No domínio técnico, os efeitos especiais não criam imagens esplendorosas, pelo contrário. No filme tudo surge com uma certa excessividade, muito ao encontro do que foi feito com as prequelas O Hobbit. Na verdade, a câmara de David Yates navega pelos cenários como se estivemos num videojogo, e os próprios monstros são introduzidos quase como num jogo RBG, num plano-sequência arrojado que esclarece a capacidade de cada um. Outras vezes a câmara ascende para expor a grandeza dos cenários totalmente computadorizadas. Salva-se um ou outro monstro que consegue ser fantástico, como o malandro e divertido animal que decide roubar jóias e muito dinheiro, ou outro que é uma espécie de macaco invisível.
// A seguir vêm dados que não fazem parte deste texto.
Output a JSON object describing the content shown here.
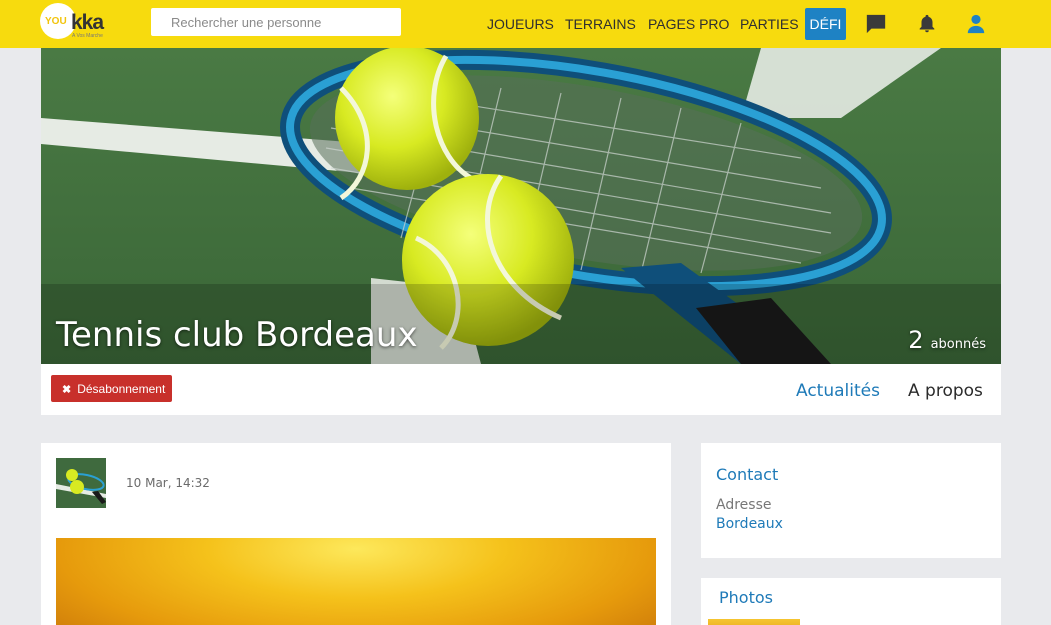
{
  "brand": {
    "logo_you": "YOU",
    "logo_kka": "kka",
    "logo_tagline": "A Vos Marche"
  },
  "search": {
    "placeholder": "Rechercher une personne"
  },
  "nav": {
    "joueurs": "JOUEURS",
    "terrains": "TERRAINS",
    "pages_pro": "PAGES PRO",
    "parties": "PARTIES",
    "defi": "DÉFI"
  },
  "icons": {
    "messages": "chat-icon",
    "notifications": "bell-icon",
    "profile": "user-icon",
    "unsubscribe": "close-icon"
  },
  "colors": {
    "topbar": "#f7db0e",
    "accent": "#1e82c4",
    "danger": "#c8302b",
    "link": "#1e7ab8"
  },
  "page": {
    "title": "Tennis club Bordeaux",
    "followers_count": "2",
    "followers_label": "abonnés"
  },
  "actions": {
    "unsubscribe_icon": "✖",
    "unsubscribe_label": "Désabonnement"
  },
  "tabs": {
    "news": "Actualités",
    "about": "A propos"
  },
  "post": {
    "timestamp": "10 Mar, 14:32"
  },
  "contact": {
    "title": "Contact",
    "address_label": "Adresse",
    "address_value": "Bordeaux"
  },
  "photos": {
    "title": "Photos"
  }
}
Monstros Fantásticos e Onde Encontrá-los deixa de utilizar maquetes e gigantescos bonecos para criar criaturas mitológicas ou sequer de atores reais para interpretarem as mais estranhas das personagens, como por exemplo, duendes, preferindo em todos os momentos, recorrer descomedidamente ao CGI. Não há um alerta de ‘q.b.’, afinal, pensam eles, quanto mais melhor, o que chega a cansar os olhos do espetador.

Para finalizar, relembre que o segundo filme, como prometido, viajará desde o Reino Unido até Paris, com Grindelwald a enfrentar um muito mais jovem Albus Dumbledore (o único aliado de Newt quando este foi expulso de Hogwarts). Também podemos esperar, em alguns momentos, uma visita à Escola Americana de Feitiçaria Ilvermony, enquanto a segunda guerra mundial se aproxima (as sequelas vão desenrolar-se durante 19 anos). Em suma, é incrível pensar que Monstros Fantásticos e Onde Encontrá-los pode ser esticado em cinco filmes, e como muitas outras desnecessárias histórias ainda serão contadas. Talvez seja tudo como a mala que Newt leva de um lado para o outro: tenta-se enfeitiça-la com um encanto de extensão e prometem-se vistas extraordinárias. Esperemos apenas que os auto-proclamados fãs puros da série Harry Potter não sejam iludidos.